Eat it on the sofa on a slow Saturday morning, foil still crinkled underneath, while watching a couple episodes of Seinfeld. The show, like the sandwich, is unmistakably New York—dense, conversational, slightly neurotic, and deeply invested in the small logistics of everyday life. Ideally, nothing else is planned. The sauce will drip. A crumb will land somewhere between the cushions. At some point, you will pause the episode to adjust your grip.

This is not breakfast on the go. This is breakfast that has decided you’re not going anywhere.

 

The Recipe

Makes enough for 1 B.E.C. with leftover cheese sauce.

Ingredients

For the sandwich

  • 1 bagel, split

  • Butter, for toasting

  • 2 thick-cut slices bacon

  • 2 large eggs

  • Salt

  • Pepper

  • 1–2 tablespoons Tabasco cream cheese sauce

For the Tabasco cheese sauce

  • 1 (8 oz) block cream cheese

  • 2–3 tablespoons Tabasco, or to taste

  • ½ teaspoon garlic powder

  • ¼ teaspoon pepper

  • Salt, to taste

Directions

  1. Bake the bacon.
    Heat the oven to 400°F. Lay the bacon on a foil-lined sheet pan and bake until deeply browned and crisp at the edges, 12–18 minutes depending on thickness. Transfer to a paper towel-lined plate and set aside.

  2. Toast the bagel.
    Toast until golden and lightly crisp. Lightly butter the cut sides if you’d like. Set aside while you cook the eggs.

  3. Cook the eggs.
    Whisk the eggs with a pinch of salt and pepper. Melt a small knob of butter in a nonstick skillet over medium-low heat and pour in the eggs. Let them cook undisturbed until the bottom is set but the top is still soft. Using a spatula, fold the eggs over themselves once or twice to form a thick, soft layer sized to your bagel. Remove from heat.

Tabasco cheese sauce

Place the cream cheese in a small saucepan over low heat (or microwave in short bursts), stirring until smooth and warm. Stir in the Tabasco, garlic powder, pepper, and a pinch of salt.
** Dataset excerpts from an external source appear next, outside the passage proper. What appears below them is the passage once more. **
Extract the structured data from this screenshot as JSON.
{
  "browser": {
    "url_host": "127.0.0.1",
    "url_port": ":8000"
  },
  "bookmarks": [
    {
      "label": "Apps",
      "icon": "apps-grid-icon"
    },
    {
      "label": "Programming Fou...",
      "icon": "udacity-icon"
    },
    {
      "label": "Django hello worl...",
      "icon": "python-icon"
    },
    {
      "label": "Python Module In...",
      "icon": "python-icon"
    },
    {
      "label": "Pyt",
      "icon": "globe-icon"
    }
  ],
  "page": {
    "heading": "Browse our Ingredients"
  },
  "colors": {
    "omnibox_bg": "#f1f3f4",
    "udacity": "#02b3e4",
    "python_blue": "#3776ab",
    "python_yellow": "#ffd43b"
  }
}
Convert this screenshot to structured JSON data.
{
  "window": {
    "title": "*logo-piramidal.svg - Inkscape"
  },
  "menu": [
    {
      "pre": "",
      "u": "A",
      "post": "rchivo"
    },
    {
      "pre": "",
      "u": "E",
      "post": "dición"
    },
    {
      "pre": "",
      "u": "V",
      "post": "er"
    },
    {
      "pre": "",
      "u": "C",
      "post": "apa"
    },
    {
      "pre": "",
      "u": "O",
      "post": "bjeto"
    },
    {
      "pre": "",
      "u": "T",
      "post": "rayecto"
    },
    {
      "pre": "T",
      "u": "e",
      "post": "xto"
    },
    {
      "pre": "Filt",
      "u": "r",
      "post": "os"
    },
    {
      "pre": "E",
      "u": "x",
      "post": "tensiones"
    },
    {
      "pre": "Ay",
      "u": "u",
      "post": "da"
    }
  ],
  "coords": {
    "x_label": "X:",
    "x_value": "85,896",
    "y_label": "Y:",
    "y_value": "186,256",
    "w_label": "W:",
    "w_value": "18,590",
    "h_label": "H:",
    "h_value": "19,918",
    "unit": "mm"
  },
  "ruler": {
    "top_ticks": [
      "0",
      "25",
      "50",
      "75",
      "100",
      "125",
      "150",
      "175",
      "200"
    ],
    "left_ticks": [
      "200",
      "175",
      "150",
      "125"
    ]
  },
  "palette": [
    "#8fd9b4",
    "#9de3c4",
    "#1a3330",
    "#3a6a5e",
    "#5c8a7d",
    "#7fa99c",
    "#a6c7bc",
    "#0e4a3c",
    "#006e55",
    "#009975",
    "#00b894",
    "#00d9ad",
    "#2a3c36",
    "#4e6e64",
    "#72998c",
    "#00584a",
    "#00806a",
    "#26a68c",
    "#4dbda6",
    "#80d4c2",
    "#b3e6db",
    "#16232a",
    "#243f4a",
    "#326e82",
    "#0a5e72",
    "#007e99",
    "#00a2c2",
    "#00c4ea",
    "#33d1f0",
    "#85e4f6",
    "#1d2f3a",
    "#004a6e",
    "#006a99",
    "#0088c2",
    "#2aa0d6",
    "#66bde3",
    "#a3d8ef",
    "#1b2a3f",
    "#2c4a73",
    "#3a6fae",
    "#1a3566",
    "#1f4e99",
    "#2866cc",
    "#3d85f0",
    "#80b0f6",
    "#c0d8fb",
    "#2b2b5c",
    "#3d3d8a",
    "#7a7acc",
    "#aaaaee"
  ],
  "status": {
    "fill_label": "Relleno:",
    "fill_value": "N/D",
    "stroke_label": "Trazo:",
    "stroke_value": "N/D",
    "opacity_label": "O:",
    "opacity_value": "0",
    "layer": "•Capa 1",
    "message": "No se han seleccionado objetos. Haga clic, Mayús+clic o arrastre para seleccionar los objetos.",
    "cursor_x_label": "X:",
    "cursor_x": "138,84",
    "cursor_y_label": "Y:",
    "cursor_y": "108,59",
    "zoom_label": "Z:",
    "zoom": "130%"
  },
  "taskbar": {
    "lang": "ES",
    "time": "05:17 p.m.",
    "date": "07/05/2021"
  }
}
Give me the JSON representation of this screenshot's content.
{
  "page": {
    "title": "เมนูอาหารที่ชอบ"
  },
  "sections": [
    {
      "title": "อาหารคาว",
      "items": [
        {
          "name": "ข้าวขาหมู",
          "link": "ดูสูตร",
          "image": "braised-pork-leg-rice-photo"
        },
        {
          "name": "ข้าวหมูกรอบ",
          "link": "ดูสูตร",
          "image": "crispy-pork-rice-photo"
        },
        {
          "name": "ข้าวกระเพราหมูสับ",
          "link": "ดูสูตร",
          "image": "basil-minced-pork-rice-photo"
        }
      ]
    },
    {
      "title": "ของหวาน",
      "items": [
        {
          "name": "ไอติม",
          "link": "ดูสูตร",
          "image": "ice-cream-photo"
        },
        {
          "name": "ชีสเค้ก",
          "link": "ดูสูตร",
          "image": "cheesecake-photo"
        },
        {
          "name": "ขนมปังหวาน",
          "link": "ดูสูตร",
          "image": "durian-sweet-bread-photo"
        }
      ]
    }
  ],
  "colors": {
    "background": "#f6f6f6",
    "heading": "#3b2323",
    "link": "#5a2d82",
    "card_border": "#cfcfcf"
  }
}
This makes more than you need. Refrigerate the leftovers for up to 4–5 days. Warm gently to use. A spoonful is excellent stirred into scrambled eggs, melted into grilled cheese, or spread onto anything that could use a little heat and excess.

Assemble

Layer on the folded eggs and the baked bacon and then spoon a generous dollop of the warm Tabasco cream cheese sauce on top.

Serve

Serve immediately, ideally not far from a plate or a napkin. This is not a commuting sandwich. Eat it hot with more sauce on the side.